The gushing water swept away 25-year-old Gustavo Briceno, as his crew frantically called for help.

His partner, who was above ground, was still strapped into a harness, but Briceno had taken his off to get into a small sewer, measuring approximately 4 to 6 feet in diameter.

Firefighters on the scene at Wellington and Rockwell where a contractor was washed away in a sewer. (Credit: CBS)

Firefighters on the scene at Wellington and Rockwell where a contractor was washed away in a sewer. (Credit: CBS)

Firefighters used a robotic camera, and other special equipment in an effort to rescue Briceno from the flooded sewer.

“When we got here, we found that the contractor was using a camera as part of their normal work, so we kept using the camera to search for the man,” Chicago Fire Department Special Operations Chief Michael Fox said.

He said rescue crews were hoping the camera would help them find Briceno quickly enough to save his life, but it took until nearly 11 p.m. to locate him, and by then it was too late.

Gustavo Briceno and his wife (Family photo)

Gustavo Briceno and his wife (Family photo)

Briceno was found about a block away, at Rockwell Street and Barry Avenue. He was still wearing a wetsuit.

It was unclear why he continued working underground after heavy rain started falling.

“I would assume with the water that was going in the sewer, they would know it was raining pretty hard here,” Fox said. “We never did get an answer on that. They knew there was a rush of water, so they knew it was a torrential rain.”

Briceno was rushed to a local hospital, but was pronounced dead.

As of early Thursday, he was the only person reported to have died due to the storms, which knocked out power to as many as 15,000 homes and businesses in the area.

As of 11 a.m., ComEd said approximately 4,000 customers still had no power due to the storms.

The high winds from the storm also toppled seven cars of a Union Pacific freight train on the West Side. No one was injured, but trains on Metra’s Union Pacific-West Line temporarily were halted due to the derailment.

Metra Electric District riders also were delayed up to 80 minutes Wednesday night, due to the weather.

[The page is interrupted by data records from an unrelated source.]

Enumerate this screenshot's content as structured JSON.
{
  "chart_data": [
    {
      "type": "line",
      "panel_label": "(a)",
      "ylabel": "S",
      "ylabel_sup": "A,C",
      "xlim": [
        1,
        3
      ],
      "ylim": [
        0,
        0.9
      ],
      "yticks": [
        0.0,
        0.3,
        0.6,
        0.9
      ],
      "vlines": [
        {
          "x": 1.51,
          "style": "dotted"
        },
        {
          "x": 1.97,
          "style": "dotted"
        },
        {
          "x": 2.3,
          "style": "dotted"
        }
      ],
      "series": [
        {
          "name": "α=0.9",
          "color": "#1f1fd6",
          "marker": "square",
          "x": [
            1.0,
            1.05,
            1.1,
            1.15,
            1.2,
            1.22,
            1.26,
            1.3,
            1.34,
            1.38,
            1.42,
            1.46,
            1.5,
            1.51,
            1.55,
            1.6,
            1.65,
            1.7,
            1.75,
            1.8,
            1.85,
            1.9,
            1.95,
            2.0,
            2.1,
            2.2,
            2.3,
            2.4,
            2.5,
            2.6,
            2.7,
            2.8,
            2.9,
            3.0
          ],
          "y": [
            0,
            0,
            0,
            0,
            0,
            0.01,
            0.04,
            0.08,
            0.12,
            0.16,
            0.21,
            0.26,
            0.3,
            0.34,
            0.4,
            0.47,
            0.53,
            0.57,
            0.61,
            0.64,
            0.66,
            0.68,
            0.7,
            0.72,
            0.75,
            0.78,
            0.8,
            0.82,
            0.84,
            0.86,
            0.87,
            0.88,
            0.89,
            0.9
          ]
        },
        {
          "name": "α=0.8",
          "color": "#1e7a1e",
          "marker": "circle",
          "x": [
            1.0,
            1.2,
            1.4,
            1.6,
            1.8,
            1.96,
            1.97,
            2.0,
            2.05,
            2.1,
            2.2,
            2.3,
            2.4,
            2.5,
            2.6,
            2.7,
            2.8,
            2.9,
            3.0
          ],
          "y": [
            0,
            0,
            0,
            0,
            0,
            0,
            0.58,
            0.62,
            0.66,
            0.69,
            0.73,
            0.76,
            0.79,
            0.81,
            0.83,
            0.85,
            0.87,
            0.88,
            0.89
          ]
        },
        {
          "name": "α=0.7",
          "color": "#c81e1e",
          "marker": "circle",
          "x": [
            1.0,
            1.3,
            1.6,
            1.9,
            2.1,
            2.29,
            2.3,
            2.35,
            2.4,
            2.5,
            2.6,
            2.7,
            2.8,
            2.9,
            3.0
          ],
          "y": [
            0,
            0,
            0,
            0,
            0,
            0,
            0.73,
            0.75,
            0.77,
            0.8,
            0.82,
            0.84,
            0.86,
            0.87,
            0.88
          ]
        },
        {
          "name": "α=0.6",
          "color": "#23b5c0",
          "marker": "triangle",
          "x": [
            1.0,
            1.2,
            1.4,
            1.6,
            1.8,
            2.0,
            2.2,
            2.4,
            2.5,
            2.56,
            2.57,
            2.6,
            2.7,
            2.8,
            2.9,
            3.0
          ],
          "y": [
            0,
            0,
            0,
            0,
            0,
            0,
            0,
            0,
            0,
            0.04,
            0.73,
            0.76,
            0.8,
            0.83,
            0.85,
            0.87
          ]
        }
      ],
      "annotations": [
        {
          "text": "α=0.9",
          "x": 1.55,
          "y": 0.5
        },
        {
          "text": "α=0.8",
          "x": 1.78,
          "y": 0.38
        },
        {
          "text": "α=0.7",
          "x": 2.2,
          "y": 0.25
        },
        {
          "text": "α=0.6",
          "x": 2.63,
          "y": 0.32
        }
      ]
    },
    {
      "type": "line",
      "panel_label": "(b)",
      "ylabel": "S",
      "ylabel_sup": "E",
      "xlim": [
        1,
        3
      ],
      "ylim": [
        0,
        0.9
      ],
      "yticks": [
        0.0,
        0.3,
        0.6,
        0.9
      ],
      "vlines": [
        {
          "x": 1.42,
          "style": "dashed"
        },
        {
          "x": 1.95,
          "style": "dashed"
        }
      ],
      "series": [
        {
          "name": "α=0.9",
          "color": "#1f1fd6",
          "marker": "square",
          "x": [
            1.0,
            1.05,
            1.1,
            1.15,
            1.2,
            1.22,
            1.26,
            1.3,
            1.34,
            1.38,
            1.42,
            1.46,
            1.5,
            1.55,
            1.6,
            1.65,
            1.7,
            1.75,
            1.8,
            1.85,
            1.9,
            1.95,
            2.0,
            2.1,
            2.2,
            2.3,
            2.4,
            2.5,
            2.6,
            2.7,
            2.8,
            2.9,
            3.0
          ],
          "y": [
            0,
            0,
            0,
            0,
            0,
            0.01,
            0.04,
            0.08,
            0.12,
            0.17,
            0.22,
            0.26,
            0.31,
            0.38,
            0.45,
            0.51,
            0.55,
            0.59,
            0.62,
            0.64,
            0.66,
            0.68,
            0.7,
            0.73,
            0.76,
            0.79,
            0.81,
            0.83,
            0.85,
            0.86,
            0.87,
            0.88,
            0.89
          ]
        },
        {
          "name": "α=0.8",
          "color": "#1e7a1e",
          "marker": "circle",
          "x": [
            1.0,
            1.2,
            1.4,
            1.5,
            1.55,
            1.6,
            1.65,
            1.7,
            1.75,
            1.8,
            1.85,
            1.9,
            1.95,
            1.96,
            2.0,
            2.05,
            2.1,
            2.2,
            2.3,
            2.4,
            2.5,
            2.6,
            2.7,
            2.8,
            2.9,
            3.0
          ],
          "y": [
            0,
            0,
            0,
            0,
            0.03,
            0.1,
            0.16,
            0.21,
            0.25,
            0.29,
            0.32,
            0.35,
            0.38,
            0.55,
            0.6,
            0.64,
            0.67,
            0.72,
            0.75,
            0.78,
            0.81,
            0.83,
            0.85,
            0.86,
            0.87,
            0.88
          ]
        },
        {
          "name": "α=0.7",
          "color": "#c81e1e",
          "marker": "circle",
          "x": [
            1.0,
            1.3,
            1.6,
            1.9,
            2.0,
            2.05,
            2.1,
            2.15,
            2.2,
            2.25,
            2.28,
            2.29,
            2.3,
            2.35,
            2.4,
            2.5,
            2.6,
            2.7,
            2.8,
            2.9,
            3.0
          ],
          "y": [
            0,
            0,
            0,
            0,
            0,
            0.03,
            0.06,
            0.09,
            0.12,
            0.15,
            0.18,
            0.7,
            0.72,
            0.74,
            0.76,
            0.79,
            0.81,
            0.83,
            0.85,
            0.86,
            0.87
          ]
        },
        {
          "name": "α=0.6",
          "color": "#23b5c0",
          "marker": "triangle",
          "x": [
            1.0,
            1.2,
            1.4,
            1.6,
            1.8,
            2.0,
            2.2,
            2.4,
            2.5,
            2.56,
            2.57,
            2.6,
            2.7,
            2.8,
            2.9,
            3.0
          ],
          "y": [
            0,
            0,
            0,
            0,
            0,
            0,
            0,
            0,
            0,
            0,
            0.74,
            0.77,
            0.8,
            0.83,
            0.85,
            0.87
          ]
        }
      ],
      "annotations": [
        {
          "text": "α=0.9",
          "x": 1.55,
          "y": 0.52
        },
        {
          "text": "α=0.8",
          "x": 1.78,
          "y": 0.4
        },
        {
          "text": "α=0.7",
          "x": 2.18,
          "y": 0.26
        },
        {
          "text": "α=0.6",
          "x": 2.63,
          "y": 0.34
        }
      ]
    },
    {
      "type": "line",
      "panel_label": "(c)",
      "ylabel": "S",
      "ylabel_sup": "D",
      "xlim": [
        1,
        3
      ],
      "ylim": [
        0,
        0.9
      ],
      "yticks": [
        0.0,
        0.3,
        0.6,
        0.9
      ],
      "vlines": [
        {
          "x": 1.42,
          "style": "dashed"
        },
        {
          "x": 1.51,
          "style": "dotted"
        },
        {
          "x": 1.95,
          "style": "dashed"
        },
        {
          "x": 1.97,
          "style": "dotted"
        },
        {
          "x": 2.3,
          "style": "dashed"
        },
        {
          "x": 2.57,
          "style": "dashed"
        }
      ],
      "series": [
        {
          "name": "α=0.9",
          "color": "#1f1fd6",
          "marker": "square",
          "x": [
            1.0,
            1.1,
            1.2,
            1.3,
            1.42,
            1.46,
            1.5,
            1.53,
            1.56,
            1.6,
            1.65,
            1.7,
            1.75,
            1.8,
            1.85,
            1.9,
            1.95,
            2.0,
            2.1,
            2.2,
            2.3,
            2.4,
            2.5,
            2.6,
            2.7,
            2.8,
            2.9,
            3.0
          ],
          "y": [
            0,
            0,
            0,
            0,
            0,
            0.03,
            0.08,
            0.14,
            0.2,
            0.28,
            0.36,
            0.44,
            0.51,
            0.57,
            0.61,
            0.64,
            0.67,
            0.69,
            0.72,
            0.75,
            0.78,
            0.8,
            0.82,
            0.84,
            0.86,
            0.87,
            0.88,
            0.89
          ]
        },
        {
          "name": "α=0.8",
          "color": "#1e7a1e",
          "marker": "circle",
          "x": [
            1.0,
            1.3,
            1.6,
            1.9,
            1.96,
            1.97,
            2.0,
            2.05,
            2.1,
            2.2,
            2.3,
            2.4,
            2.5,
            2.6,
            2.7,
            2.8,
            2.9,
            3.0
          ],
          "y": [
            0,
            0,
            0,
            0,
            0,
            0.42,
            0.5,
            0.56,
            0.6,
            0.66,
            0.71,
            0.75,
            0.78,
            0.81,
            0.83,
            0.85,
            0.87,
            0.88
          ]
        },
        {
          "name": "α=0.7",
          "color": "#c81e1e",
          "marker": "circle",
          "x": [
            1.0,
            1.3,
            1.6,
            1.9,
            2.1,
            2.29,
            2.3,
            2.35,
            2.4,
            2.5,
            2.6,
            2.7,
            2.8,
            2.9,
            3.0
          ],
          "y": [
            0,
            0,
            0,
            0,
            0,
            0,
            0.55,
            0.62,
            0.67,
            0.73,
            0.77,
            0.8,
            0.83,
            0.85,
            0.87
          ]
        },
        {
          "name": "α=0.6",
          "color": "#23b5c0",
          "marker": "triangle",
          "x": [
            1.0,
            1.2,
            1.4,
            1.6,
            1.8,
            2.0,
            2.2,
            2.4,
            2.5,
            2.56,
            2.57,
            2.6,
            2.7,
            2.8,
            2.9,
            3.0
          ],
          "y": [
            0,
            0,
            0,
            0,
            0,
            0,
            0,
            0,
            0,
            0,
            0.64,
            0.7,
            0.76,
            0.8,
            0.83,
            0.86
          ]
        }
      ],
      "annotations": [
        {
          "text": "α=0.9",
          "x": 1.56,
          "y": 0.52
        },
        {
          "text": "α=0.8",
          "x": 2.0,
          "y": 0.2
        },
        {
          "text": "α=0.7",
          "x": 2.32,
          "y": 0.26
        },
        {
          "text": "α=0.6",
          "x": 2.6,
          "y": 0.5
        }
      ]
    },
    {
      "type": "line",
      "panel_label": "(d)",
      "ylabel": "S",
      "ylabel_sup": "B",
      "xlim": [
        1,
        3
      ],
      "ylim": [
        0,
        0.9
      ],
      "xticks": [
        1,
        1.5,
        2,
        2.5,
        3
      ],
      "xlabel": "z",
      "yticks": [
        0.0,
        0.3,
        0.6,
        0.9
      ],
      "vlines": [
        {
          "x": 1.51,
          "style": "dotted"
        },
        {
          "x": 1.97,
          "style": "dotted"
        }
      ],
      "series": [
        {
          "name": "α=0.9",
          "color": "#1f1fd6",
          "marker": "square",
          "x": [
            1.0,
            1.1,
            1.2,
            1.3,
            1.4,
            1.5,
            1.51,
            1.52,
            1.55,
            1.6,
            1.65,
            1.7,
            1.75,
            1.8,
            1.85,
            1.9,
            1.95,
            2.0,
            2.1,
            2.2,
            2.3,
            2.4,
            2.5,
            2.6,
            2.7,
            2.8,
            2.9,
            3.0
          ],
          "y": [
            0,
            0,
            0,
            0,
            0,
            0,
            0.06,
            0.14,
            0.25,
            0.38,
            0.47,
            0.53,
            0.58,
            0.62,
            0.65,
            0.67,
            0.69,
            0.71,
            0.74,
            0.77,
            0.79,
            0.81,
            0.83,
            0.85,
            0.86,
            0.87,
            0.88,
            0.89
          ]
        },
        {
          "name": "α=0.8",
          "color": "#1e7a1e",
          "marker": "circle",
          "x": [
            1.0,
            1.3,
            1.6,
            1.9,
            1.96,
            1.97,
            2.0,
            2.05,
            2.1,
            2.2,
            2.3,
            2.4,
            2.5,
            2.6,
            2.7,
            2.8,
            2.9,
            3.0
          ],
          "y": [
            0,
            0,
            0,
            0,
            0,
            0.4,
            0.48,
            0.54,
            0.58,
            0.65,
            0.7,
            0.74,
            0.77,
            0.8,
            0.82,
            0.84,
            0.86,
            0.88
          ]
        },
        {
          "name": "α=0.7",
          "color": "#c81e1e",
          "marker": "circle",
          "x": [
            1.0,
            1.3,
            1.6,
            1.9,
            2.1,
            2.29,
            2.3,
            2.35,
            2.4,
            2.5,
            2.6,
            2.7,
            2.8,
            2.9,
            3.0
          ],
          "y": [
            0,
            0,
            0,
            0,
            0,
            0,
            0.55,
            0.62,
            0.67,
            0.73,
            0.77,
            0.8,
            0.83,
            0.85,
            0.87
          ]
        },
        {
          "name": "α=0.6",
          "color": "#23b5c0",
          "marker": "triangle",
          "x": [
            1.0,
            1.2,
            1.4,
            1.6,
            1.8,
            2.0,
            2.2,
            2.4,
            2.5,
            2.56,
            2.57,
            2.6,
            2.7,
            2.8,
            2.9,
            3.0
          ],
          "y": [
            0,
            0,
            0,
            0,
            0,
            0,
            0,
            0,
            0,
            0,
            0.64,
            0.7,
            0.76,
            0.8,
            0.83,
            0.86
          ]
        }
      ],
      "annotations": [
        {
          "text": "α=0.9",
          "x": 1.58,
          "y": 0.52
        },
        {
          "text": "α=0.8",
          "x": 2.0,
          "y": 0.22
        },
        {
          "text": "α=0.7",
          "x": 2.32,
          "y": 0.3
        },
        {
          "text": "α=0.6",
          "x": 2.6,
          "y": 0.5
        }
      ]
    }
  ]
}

Several CTA bus routes also were temporarily delayed, due to flooded viaducts, and Pink Line trains were halted briefly Wednesday night, due to debris on the tracks.

Because the storms began so late, only about 50 flights were cancelled at O’Hare International Airport.

The heavy storms cleared out of the Chicago area by late Wednesday night. More scattered storms were possible Thursday morning and afternoon, with rain and thunderstorms likely later in the evening.

Early Thursday, showers and storms were passing through the Kankakee area, with a smaller storm system with lots of lightning moving through Rockford and heading toward far northern suburbs.